Arizona is a community property state. This means that the Court must divide community property equally, unless there is a really good and compelling reason. Usually this means that all the assets are valued (or you agree to a value) and each party takes assets of equivalent value. Sometimes, however, there is an asset that is too expensive for either party to afford to buy out the other person, for example, a business or real estate. Selling that asset is not your only option. You could agree to co-own the asset and share in the income and obligations until one of you decides it is time to sell. Or, you could finance a buy-out of your share by your ex. According to a new Arizona law case, the Court cannot require that you continue to co-own property, including a marital residence, against your will. Here is what you need to know:
Is co-ownership of property possible or desirable after a divorce?

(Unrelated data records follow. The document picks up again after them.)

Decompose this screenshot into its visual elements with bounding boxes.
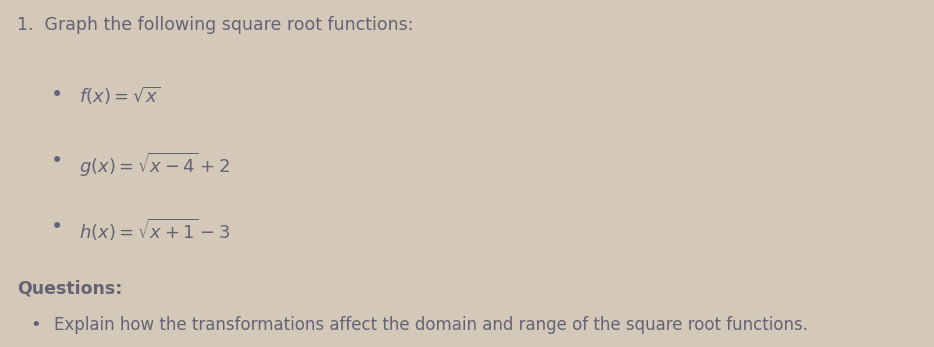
Text: •: • bbox=[30, 316, 41, 334]
Text: Questions:: Questions: bbox=[17, 279, 122, 297]
Text: $f(x) = \sqrt{x}$: $f(x) = \sqrt{x}$ bbox=[79, 85, 162, 107]
Text: •: • bbox=[51, 85, 64, 105]
Text: •: • bbox=[51, 151, 64, 171]
Text: 1.  Graph the following square root functions:: 1. Graph the following square root funct… bbox=[17, 16, 414, 34]
Text: •: • bbox=[51, 217, 64, 237]
Text: $g(x) = \sqrt{x-4}+2$: $g(x) = \sqrt{x-4}+2$ bbox=[79, 151, 231, 179]
Text: $h(x) = \sqrt{x+1}-3$: $h(x) = \sqrt{x+1}-3$ bbox=[79, 217, 231, 243]
Text: Explain how the transformations affect the domain and range of the square root f: Explain how the transformations affect t… bbox=[54, 316, 808, 334]
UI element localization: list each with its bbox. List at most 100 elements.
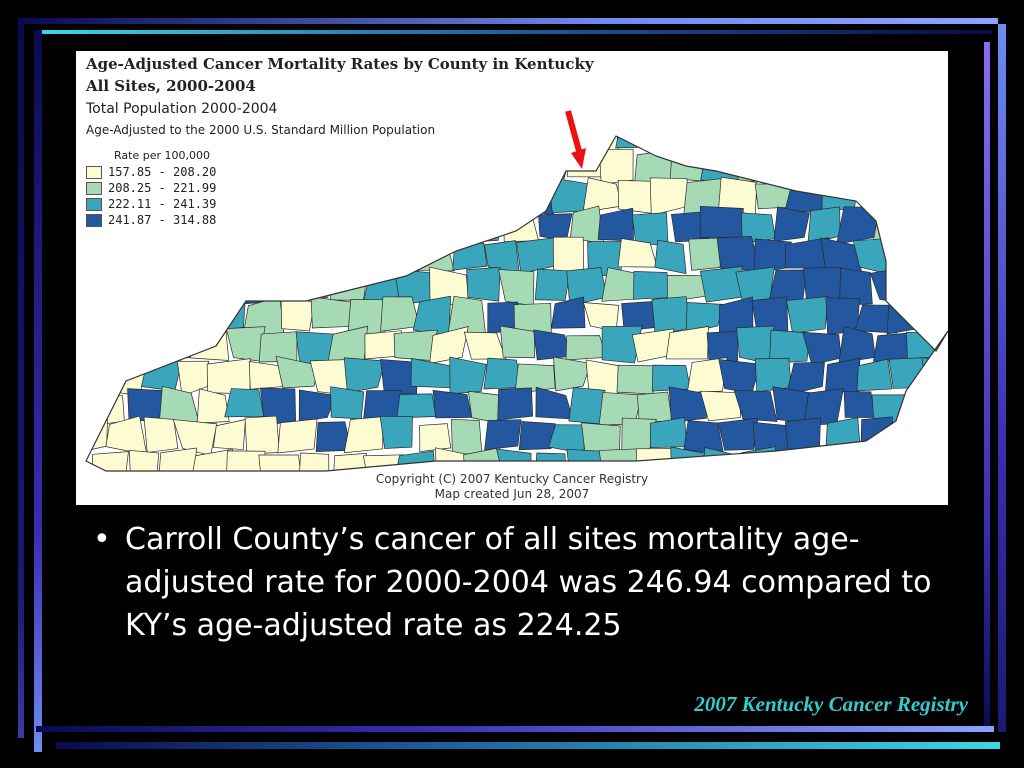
county-region <box>769 329 811 364</box>
county-region <box>503 208 540 243</box>
legend-swatch <box>86 214 102 227</box>
county-region <box>445 136 489 154</box>
county-region <box>699 390 741 422</box>
county-region <box>601 325 643 364</box>
county-region <box>410 357 452 389</box>
map-title-line2: All Sites, 2000-2004 <box>86 77 256 95</box>
county-region <box>343 416 384 454</box>
county-region <box>548 424 585 454</box>
county-region <box>840 149 877 181</box>
county-region <box>550 296 586 329</box>
legend-swatch <box>86 182 102 195</box>
county-region <box>258 454 302 471</box>
county-region <box>534 268 571 301</box>
county-region <box>377 181 420 212</box>
county-region <box>498 269 535 307</box>
county-region <box>210 302 246 332</box>
county-region <box>465 207 501 243</box>
county-region <box>686 357 728 393</box>
county-region <box>244 415 280 455</box>
county-region <box>276 242 318 277</box>
county-region <box>298 210 330 239</box>
county-region <box>86 301 115 336</box>
county-region <box>890 418 928 452</box>
legend-swatch <box>86 166 102 179</box>
county-region <box>296 268 329 304</box>
county-region <box>381 237 420 276</box>
county-region <box>157 447 197 471</box>
county-region <box>196 388 230 424</box>
county-region <box>654 239 687 275</box>
county-region <box>279 175 318 212</box>
county-region <box>88 328 127 364</box>
county-region <box>138 240 176 272</box>
county-region <box>178 236 214 270</box>
county-region <box>649 177 690 216</box>
county-region <box>463 331 507 360</box>
county-region <box>225 326 266 362</box>
county-region <box>854 136 891 156</box>
county-region <box>451 182 486 214</box>
county-region <box>860 416 895 454</box>
county-region <box>941 267 948 299</box>
county-region <box>718 359 762 394</box>
county-region <box>127 388 165 422</box>
county-region <box>92 392 125 426</box>
frame-top-bar <box>18 18 998 24</box>
county-region <box>313 238 351 275</box>
county-region <box>665 326 709 360</box>
county-region <box>924 136 948 154</box>
county-region <box>128 449 160 471</box>
county-region <box>785 361 825 396</box>
legend-swatch <box>86 198 102 211</box>
kentucky-county-map <box>85 110 948 472</box>
county-region <box>224 388 265 418</box>
county-region <box>246 178 284 214</box>
county-region <box>361 210 401 243</box>
county-region <box>533 329 572 361</box>
county-region <box>802 331 842 366</box>
map-title-line1: Age-Adjusted Cancer Mortality Rates by C… <box>86 55 594 73</box>
county-region <box>432 209 472 246</box>
county-region <box>86 356 113 390</box>
county-region <box>206 358 251 395</box>
county-region <box>311 177 346 212</box>
frame-left-bar <box>18 18 24 738</box>
county-region <box>295 146 336 184</box>
county-region <box>648 136 689 156</box>
county-region <box>361 151 401 182</box>
county-region <box>518 421 556 451</box>
county-region <box>786 296 829 334</box>
frame-right-bar <box>998 24 1006 732</box>
frame-bottom-bar <box>36 726 994 732</box>
map-subtitle-line2: Age-Adjusted to the 2000 U.S. Standard M… <box>86 123 436 137</box>
legend-label: 208.25 - 221.99 <box>108 181 217 195</box>
county-region <box>886 298 927 335</box>
county-region <box>227 269 262 306</box>
county-region <box>208 237 247 268</box>
legend-label: 241.87 - 314.88 <box>108 213 217 227</box>
county-region <box>343 357 386 393</box>
county-region <box>925 178 948 211</box>
frame-right-inner-bar <box>984 42 990 732</box>
county-region <box>343 176 380 210</box>
county-region <box>736 325 775 365</box>
county-region <box>110 300 146 334</box>
county-region <box>854 304 897 334</box>
county-region <box>127 265 165 304</box>
county-region <box>804 149 846 185</box>
county-region <box>636 391 673 422</box>
county-region <box>553 356 592 392</box>
legend-label: 222.11 - 241.39 <box>108 197 217 211</box>
county-region <box>140 360 183 392</box>
county-region <box>751 136 791 154</box>
county-region <box>327 208 371 242</box>
county-region <box>582 177 623 213</box>
county-region <box>449 356 487 395</box>
county-region <box>258 266 297 306</box>
county-region <box>685 302 724 334</box>
county-region <box>484 419 522 451</box>
county-region <box>262 149 301 184</box>
county-region <box>277 418 318 454</box>
county-region <box>887 235 930 275</box>
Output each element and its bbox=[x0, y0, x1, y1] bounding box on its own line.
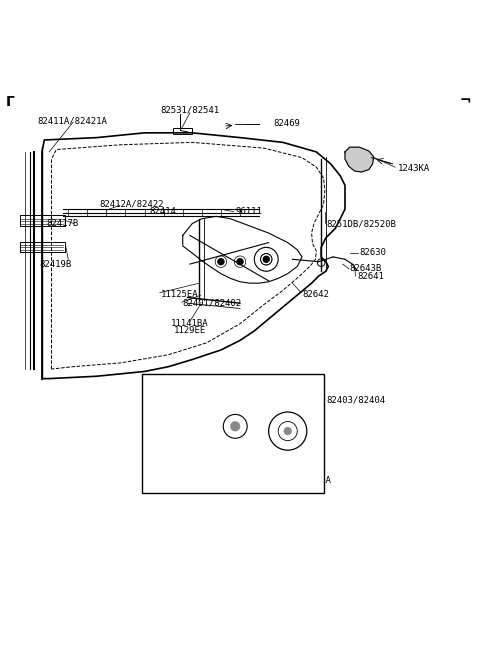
Text: 11125EA: 11125EA bbox=[161, 290, 199, 299]
Text: 96111: 96111 bbox=[235, 207, 262, 216]
Polygon shape bbox=[345, 147, 373, 172]
Text: 82403/82404: 82403/82404 bbox=[326, 396, 385, 405]
Text: 82630: 82630 bbox=[360, 248, 386, 257]
Text: 11141BA: 11141BA bbox=[171, 319, 209, 328]
Text: Γ: Γ bbox=[6, 95, 15, 108]
Text: 1243KA: 1243KA bbox=[397, 164, 430, 173]
Text: 82531/82541: 82531/82541 bbox=[160, 106, 219, 115]
Text: POWER WINDOW: POWER WINDOW bbox=[164, 377, 239, 388]
Text: 82643B: 82643B bbox=[350, 264, 382, 273]
Text: 82414: 82414 bbox=[149, 207, 176, 216]
Text: 1231FD: 1231FD bbox=[211, 463, 244, 471]
Circle shape bbox=[230, 422, 240, 431]
Text: 82642: 82642 bbox=[302, 290, 329, 299]
Text: 82417B: 82417B bbox=[47, 219, 79, 228]
Text: 82401/82402: 82401/82402 bbox=[183, 299, 242, 307]
Text: 82419B: 82419B bbox=[39, 260, 72, 269]
Text: 82411A/82421A: 82411A/82421A bbox=[37, 116, 107, 125]
Text: 1129EE: 1129EE bbox=[174, 327, 206, 335]
FancyBboxPatch shape bbox=[142, 374, 324, 493]
Circle shape bbox=[284, 427, 291, 435]
Text: 8251DB/82520B: 8251DB/82520B bbox=[326, 219, 396, 228]
Circle shape bbox=[217, 258, 224, 265]
Text: ¬: ¬ bbox=[459, 95, 471, 108]
FancyBboxPatch shape bbox=[173, 128, 192, 134]
Circle shape bbox=[237, 258, 243, 265]
Text: 82469: 82469 bbox=[274, 119, 300, 128]
Text: 82412A/82422: 82412A/82422 bbox=[99, 200, 164, 209]
Text: 98810A/98820A: 98810A/98820A bbox=[262, 475, 331, 484]
FancyBboxPatch shape bbox=[20, 242, 65, 252]
Text: 82641: 82641 bbox=[357, 273, 384, 281]
FancyBboxPatch shape bbox=[20, 215, 65, 226]
Circle shape bbox=[263, 256, 270, 263]
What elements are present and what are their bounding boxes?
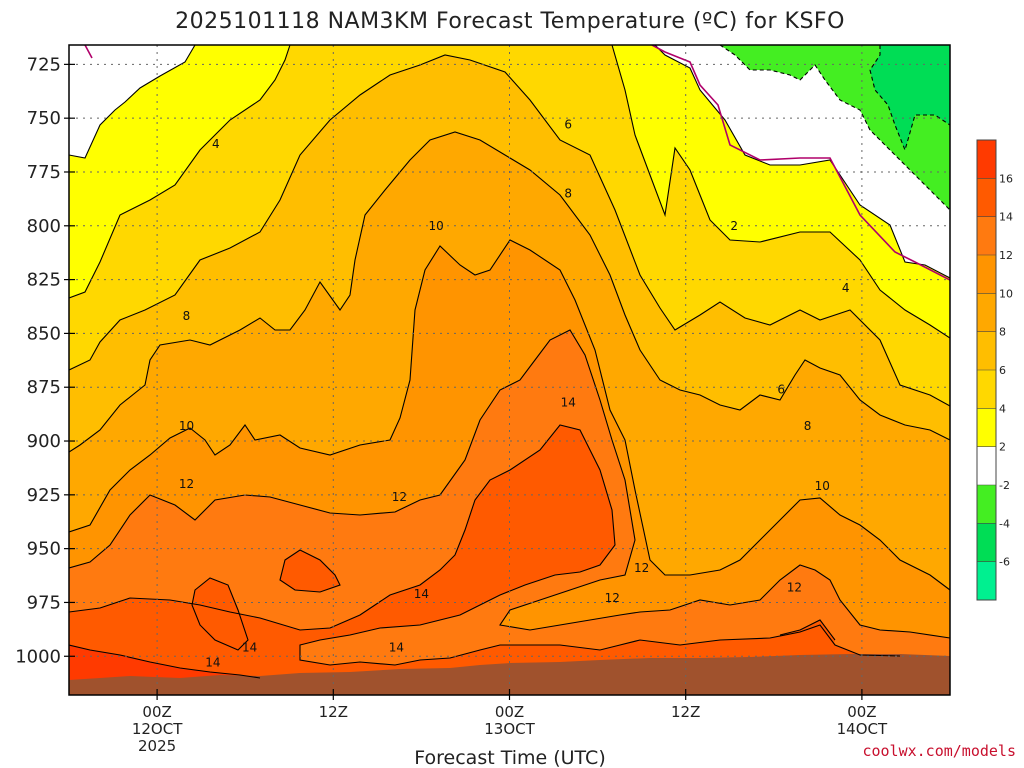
contour-10	[69, 239, 950, 591]
colorbar-label: 16	[999, 172, 1013, 185]
band-14-16-main	[69, 425, 950, 695]
colorbar-swatch	[977, 370, 996, 409]
contour-label: 4	[842, 281, 850, 295]
x-tick-label: 14OCT	[837, 720, 888, 738]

No, unless you and your ex both agree. A new Arizona case (Dole v. The Honorable Michael Blair, No. 1 CA-SA 20-0001, Division One, April 14, 2020) prohibits a court from requiring that you stay tied together with co-ownership of property. Each person is entitled to an immediate right to the value of his or her share of the community property.
No. Do Not Quitclaim Property While You are on the Mortgage. Removal from the title does not remove you from the mortgage. If the lender won’t voluntarily remove you (good luck with that!), your spouse should refinance by a date certain or sell the property. In the meantime, stay on the deed or obtain a deed of trust, require her to provide insure with you as a named beneficiary and require duplicate notices from the lender so that you can monitor the loan status. If your spouse does not comply with any of these conditions, then build in an immediate sale clause.
Yes. But be sure to treat this as a business transaction. Make sure that you have are legally titled as a co-owner. Sign an Operating or Management Agreement that spells out how the business is to be managed and what remedies you will have if one of you breaches the Agreement. The agreements should spell out how much salary you are each to be paid; and how distributions are calculated and when they are made. You should also have a buy-sell provision that allows you to get out of the business on defined terms. This is just the tip of the proverbial iceberg. There are lots of other considerations. Be sure to consult an attorney before entering into a co-ownership transaction.
In four words: Think Like a Creditor. If you are owed money, you are a creditor, no different than a bank. This means you need all the protections of a bank. Don’t just say, “Pooh will pay Eeyore 50 pots of honey, as soon as the bees make it”. While this sounds absurd, many agreements provide very little protection beyond this. A promise to pay has to be specific and might look something like this:
“Pooh shall pay to Eeyore 50 pots of honey, payable at the rate of five pots per month commencing October 1, 2017, with each monthly payment thereafter due by the first day of each month until fully paid no later than July 31, 2018 (Maturity Date). As long as Pooh timely pays, there will be no interest. However, if Pooh fails to timely pay, the entire balance shall be immediately payable and interest of one honey pot per week will accrue until fully paid. There is no grace period. This agreement shall be reduced to judgment and secured by a ‘honey tree’.”
Security gives you the right to force the sale of a debtor’s property (collateral) if you are not timely paid. But security is only as good as the collateral being secured and the quality of your agreement. Eeyore does not want as collateral a tree that doesn’t attract honey bees, nor does he want Pooh to eat up all the honey.
Yes. Ideally the property is unencumbered; otherwise your security takes a backseat to any lien. A Deed of Trust gives you security against real estate. But be sure you have not secured a hologram. And Buy title insurance. so you know what creditors may be in front of you.
Yes. But WARNING: these agreements are fraught with complications! Securing the stock does not necessarily prevent the owner from selling or consuming assets, borrowing, or paying big bonuses to “favorite” people. It requires constant monitoring and possibly an expensive and futile enforcement action. It is far preferable to secure the business assets themselves, especially unencumbered real estate. DO engage a business lawyer to draft these complicated documents. The fee is well worth the price of admission.
It can be challenging to collect money from the deceased or disabled. Make sure you are the irrevocable beneficiary of a specific life insurance policy for the full amount due. To avoid any “hi-jinks”, the policy should be assigned to you until you are paid. To help guard against disability, your ex should buy a disability policy with the benefits payable to you.
No. Don’t even try to use retirement to secure a property payment. It is legally prohibited.
Notify the World. A judgment can be blown to smithereens if creditors don’t know about it. If not properly recorded, subsequent creditors may push you aside and limit your collection remedies. This means recording in your county recorder’s office and sometimes other places depending on what is being recorded. Again, be sure to enlist the services of a professional so that you maintain your first position.
Do Require a Promissory Note. Even though a Note mirrors the terms of your Agreement, as a stand-alone document, it will relieve you of having to show the world your entire agreement in order to enforce this one provision.
Are all of these protections 100% fool-proof. None of the above will guarantee lasting peace. But wouldn’t you rather have a concrete wall of rights instead of just some pretty paper?